3 minute read

SKA pathfinders provide strongest evidence yet for low-frequency gravitational waves

BY ANIM VAN WYK (SKAO)
In multiple scientific articles published in June, astronomers detailed the results of decades of observations to spot ripples in spacetime by focusing on extinguished stars called pulsars.

Among the facilities involved were several SKA pathfinders –designated telescopes or systems undertaking SKA-related technology, science, or operations activities:

  • China’s Five-hundred-meter Aperture Spherical Telescope (FAST)

  • Radio Telescope Effelsberg in Germany

  • India’s Giant Metrewave Radio Telescope (GMRT)

  • CSIRO’s Parkes radio telescope, Murriyang, in Australia

  • Arecibo Telescope in Puerto Rico, which held SKA pathfinder status until its 2020 collapse.
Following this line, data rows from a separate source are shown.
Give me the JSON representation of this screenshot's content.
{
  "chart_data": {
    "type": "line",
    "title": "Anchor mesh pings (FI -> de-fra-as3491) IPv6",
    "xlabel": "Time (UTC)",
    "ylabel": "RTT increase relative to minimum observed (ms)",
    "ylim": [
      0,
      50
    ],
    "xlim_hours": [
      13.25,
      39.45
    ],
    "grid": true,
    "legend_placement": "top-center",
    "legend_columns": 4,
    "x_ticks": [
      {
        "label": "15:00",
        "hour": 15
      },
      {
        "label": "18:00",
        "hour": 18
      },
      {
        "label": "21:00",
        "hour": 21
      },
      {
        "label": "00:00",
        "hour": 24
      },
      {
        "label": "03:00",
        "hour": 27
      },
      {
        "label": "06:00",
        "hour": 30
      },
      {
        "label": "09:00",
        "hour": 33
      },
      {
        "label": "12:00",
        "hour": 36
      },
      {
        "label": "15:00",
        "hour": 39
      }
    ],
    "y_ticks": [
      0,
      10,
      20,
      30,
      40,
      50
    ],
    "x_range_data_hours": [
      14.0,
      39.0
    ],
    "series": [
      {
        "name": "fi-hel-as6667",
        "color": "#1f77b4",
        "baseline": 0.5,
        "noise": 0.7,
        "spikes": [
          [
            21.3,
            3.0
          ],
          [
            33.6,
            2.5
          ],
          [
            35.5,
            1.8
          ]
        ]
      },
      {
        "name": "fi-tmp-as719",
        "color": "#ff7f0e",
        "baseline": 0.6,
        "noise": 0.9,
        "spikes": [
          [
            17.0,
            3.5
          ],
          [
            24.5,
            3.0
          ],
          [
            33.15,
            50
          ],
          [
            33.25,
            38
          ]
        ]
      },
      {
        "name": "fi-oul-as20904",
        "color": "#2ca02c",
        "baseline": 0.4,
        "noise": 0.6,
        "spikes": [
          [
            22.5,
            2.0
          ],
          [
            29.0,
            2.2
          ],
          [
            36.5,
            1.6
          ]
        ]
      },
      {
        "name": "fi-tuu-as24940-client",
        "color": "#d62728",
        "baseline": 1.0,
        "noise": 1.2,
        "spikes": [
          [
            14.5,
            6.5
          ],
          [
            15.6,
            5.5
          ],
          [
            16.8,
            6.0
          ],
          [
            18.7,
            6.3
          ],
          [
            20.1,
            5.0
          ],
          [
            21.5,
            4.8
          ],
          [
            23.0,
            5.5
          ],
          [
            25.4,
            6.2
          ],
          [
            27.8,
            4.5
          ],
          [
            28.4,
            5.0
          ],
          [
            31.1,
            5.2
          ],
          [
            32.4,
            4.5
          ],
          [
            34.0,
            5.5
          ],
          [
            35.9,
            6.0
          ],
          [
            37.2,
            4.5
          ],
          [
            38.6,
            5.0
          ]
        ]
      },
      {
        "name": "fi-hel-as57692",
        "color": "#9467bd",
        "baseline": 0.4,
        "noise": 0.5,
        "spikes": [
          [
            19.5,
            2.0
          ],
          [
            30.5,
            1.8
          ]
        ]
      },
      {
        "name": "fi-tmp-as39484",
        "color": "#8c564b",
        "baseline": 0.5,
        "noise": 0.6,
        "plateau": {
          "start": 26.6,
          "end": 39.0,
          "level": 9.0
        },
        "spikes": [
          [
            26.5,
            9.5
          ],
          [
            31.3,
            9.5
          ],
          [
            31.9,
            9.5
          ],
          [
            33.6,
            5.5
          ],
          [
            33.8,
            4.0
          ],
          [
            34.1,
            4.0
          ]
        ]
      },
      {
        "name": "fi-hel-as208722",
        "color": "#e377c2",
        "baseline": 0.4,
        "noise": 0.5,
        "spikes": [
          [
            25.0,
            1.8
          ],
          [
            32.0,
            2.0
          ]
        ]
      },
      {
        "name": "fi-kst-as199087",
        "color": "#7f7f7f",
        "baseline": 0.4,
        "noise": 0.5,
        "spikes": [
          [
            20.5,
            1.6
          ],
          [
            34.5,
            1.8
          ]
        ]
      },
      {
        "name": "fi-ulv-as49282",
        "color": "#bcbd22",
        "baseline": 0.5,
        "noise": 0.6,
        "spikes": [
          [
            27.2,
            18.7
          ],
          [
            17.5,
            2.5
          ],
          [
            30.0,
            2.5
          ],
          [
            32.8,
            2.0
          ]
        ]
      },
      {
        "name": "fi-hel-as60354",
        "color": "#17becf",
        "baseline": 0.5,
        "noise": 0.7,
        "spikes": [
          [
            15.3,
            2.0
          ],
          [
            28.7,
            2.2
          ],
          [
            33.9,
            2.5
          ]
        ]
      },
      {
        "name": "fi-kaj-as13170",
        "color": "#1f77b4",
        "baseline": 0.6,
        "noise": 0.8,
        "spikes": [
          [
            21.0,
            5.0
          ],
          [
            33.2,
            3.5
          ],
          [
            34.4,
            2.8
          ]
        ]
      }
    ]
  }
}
  • Westerbork Synthesis Radio Telescope/APERTIF in the Netherlands

  • Lovell Telescope in the UK, part of the SKA pathfinder eMERLIN

Though scientists using the Laser Interferometer Gravitational-Wave Observatory (LIGO) achieved the first direct observation of gravitational waves in 2015 – about a hundred years after they were first theorised by Albert Einstein – it involved measuring interference in laser beams, not radio waves emanating from pulsars. These waves were then traced to the collision of two stellar-mass black holes 1.3 billion light-years ago.

The most likely origin of low-frequency gravitational waves is the cosmic distribution of binary black-hole systems weighing millions to billions of solar masses, formed when galaxies frequently collided and merged in the early Universe. These lower frequencies cannot be measured by detectors on Earth. The long distance between Earth and pulsars, which lie beyond our Solar System, enables lower frequency waves to be detected.

Senior scientist at the Max Planck Institute for Radio Astronomy and core member of the SKA Pulsars Science Working Group, Dr David Champion, explained: “Pulsars are excellent natural clocks. We use the incredible regularity of their signals to search for tiny changes in their ticking to detect the subtle stretching and squeezing of spacetime by gravitational waves originating from the distant Universe.”

The results are now being pooled through the International Pulsar Timing Array consortium to confirm what would be the first detection of gravitational waves using pulsars. These efforts will expand this emerging area of science, which forms a key SKA science goal.

“The latest findings mark the culmination of decades of effort in precision pulsar timing,” said the SKAO’s Science Director, Dr Robert Braun. “They are a major step towards opening this exciting new window into gravitational wave physics. The SKA telescopes’ contribution to precision pulsar timing will undoubtedly provide new insights, in addition to also allowing individual merger events and late stage in-spirals to be witnessed.”

An artist’s impression showing supermassive binary black holes generating gravitational waves which ripple across the Universe, passing several pulsars on their way to Earth.